Pretendiendo ir más allá del museo y dar una ojeada –en la pantalla de la imaginación-, al taller o espacio de trabajo del artista, nos percatamos que el cuaderno también es sinónimo de camino, como fue dicho, donde él, el artista, se detiene a observar el mundo y su condición ante; lo hace con un espíritu tranquilo pero jamás ocioso, atenúa las excitaciones para dejarse encontrar por el lenguaje y que éste a su vez lo catapulte a lo esencial, aquello que solo es capaz de descubrir un adiestrado como él quien se deja engullir por tal signo de profundidad. Logra encadenarlo tal vez al mirar la “Lluvia” vertida por lo que parece ser una piedra de río, o en un trozo de papel hecho a mano con un verso tecleado que él intituló “Viento”, o en una mirada que escapa al perseguir el vuelo de aquella mariposa verde escapada de una de sus poesías, o de la criatura que aparece y desaparece entre los ramajes de la huidiza memoria. Es ahí, en la Sala III, que la visita al MADC se convierte en un encuentro sustentador, que apaga las percepciones de extrema liviandad recogidas al cruzar las primeras salas del museo.

MADC, Sala III con la muestra Cuaderno de Campo de Héctor Burke. Foto Cortesía del MADC.

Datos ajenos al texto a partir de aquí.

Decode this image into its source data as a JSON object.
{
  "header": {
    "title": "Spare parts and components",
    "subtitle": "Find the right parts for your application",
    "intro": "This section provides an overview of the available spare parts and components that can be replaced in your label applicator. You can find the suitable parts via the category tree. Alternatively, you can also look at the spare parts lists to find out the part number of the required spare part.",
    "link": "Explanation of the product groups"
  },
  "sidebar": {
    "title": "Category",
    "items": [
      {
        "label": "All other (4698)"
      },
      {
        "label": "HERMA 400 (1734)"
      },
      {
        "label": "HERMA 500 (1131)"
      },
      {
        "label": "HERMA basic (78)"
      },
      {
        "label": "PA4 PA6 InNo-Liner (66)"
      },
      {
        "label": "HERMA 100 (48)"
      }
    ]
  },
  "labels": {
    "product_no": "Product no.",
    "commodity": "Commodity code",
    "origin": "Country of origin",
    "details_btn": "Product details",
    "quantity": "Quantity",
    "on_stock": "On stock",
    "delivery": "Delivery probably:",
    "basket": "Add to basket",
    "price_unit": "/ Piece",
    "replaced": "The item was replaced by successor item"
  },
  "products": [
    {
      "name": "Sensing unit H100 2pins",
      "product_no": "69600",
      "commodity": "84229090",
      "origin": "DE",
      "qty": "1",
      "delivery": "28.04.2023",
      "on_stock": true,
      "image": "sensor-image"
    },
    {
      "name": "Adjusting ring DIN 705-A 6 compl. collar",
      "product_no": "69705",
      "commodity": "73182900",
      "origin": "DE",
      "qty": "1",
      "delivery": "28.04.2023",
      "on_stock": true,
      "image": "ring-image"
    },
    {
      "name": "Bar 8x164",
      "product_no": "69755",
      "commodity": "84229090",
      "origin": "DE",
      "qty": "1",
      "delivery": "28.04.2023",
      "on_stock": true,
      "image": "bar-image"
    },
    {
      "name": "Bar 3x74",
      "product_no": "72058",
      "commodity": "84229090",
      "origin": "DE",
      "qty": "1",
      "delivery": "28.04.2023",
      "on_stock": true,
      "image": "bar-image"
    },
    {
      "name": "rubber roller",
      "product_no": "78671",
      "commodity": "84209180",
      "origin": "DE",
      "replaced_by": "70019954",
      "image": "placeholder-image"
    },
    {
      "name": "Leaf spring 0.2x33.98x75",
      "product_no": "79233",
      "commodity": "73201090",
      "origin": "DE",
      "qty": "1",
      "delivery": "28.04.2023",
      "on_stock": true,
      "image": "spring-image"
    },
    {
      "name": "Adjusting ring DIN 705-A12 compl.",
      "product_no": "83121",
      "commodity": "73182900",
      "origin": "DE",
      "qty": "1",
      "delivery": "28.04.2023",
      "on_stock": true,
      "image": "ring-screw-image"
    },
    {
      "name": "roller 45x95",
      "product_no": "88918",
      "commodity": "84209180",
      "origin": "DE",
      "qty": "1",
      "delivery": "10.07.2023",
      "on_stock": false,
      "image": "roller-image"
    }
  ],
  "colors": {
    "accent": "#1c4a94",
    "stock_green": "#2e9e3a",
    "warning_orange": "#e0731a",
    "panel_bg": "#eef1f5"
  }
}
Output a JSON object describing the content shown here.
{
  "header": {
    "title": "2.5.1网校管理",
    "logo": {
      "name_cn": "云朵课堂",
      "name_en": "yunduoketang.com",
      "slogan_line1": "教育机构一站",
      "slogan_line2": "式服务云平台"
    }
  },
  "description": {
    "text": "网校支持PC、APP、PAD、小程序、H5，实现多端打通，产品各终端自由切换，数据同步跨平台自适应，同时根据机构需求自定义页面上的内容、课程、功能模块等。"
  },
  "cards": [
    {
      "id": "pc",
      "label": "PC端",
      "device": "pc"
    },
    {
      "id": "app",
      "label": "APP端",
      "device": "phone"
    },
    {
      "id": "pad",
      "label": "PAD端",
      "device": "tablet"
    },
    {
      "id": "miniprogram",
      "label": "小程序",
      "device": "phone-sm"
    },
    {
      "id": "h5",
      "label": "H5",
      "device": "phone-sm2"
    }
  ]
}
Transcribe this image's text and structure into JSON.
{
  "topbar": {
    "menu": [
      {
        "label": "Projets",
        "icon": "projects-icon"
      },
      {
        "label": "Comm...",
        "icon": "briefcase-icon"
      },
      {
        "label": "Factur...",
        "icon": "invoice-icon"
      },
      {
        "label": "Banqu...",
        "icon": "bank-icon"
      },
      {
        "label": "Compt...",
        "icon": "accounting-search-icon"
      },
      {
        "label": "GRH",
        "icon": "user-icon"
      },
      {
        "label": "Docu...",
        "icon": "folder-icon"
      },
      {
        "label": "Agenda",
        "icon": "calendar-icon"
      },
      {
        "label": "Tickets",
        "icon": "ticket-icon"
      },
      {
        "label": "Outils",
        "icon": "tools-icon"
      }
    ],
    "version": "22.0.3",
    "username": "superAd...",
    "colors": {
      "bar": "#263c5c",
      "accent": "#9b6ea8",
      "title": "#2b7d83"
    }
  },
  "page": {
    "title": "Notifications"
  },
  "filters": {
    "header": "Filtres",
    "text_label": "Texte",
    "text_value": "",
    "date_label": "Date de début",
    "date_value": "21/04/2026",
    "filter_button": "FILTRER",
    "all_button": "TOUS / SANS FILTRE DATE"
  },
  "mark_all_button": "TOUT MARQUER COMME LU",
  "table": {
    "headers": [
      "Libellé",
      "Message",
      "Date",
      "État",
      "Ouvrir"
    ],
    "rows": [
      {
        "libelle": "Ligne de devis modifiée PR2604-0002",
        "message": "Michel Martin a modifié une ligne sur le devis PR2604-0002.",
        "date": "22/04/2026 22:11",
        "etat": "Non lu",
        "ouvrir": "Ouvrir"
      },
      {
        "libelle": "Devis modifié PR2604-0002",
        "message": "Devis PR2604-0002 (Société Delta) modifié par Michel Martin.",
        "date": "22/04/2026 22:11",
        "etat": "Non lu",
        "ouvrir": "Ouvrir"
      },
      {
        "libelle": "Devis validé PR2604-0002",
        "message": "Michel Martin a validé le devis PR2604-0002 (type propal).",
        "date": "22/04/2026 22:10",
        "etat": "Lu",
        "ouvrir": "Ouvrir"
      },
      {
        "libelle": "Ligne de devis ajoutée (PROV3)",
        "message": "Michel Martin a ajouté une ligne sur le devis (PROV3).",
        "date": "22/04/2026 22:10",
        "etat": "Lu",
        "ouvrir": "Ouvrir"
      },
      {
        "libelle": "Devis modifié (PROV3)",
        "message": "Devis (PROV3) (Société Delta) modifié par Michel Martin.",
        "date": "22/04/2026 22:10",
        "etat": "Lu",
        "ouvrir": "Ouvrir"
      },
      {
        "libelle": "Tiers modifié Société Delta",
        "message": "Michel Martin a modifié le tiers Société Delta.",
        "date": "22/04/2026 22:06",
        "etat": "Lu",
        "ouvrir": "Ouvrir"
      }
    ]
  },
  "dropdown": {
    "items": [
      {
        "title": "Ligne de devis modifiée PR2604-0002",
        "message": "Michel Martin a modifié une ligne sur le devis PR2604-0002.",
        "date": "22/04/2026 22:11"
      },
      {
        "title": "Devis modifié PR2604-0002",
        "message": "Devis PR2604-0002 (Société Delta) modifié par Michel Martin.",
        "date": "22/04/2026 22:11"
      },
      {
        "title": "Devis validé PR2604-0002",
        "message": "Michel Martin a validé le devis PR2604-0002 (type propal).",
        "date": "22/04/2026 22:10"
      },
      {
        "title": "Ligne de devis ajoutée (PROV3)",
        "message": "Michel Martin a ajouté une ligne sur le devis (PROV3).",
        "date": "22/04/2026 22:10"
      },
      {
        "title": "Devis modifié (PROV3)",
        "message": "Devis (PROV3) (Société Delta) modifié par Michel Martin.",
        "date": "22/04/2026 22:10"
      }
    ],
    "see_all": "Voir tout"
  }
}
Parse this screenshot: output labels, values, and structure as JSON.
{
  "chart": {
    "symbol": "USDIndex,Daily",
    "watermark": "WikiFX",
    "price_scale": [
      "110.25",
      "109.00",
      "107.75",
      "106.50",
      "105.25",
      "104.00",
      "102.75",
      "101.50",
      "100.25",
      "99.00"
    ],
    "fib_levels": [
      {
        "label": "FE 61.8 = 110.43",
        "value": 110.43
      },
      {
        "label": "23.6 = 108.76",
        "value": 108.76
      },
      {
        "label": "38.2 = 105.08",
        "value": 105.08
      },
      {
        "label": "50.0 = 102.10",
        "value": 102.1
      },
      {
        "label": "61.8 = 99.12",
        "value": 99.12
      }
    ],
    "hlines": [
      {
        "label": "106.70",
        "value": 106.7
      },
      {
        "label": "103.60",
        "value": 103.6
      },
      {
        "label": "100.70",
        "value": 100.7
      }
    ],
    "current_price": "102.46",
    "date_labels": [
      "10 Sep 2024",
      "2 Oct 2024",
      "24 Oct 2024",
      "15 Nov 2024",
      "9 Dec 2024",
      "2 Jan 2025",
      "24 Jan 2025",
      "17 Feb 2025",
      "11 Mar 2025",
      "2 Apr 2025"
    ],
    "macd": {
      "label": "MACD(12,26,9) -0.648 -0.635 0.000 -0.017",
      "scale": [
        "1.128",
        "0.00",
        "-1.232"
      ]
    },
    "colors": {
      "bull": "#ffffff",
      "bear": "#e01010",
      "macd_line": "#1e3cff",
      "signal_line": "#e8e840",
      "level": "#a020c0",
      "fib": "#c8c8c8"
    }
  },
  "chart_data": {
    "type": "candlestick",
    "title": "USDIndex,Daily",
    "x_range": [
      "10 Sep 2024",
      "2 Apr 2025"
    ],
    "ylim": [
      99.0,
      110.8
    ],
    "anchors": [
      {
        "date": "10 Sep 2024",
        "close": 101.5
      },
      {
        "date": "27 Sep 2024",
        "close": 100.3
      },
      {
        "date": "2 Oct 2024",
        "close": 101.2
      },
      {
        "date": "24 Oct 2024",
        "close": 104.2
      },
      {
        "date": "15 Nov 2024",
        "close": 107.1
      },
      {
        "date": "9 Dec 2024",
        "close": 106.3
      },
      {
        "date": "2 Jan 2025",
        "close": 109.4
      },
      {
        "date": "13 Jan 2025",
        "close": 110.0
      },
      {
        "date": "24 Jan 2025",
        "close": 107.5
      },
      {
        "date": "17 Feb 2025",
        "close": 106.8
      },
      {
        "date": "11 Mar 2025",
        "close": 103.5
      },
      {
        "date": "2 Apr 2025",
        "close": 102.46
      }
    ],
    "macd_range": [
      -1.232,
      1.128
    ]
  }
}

Ya para cerrar con este comentario, diría que observamos a un artista de largo andar, ensimismado pero siempre fogoso, silencioso pero jamás simple espectador (como un día dijera Janis Kounellis, aquel artista del Arte Povera italiano: “En arte como en el amor, santos o revolucionarios pero jamás turistas”). En esta aproximación a su obra, la cual comenzó a emerger en los años ochentas del siglo pasado al frecuentar el taller de grabado en metal del maestro Juan Luis Rodríguez Sibaja, en la Escuela de Artes Plásticas de la Universidad de Costa Rica, Burke demuestra su sentido genuino del arte actual, y que al crear basta con darle rienda al vuelo del pensamiento, catapultado por la poesía interior y el conocimiento del material, lo que abre los sonidos de la naturaleza al clarear el día, en el círculo de lo que es suyo, enclave inconmensurable cual océano de su extensa investigación autoreferencial.


MADC, Sala III con la muestra Cuaderno de Campo de Héctor Burke. Foto Cortesía del MADC.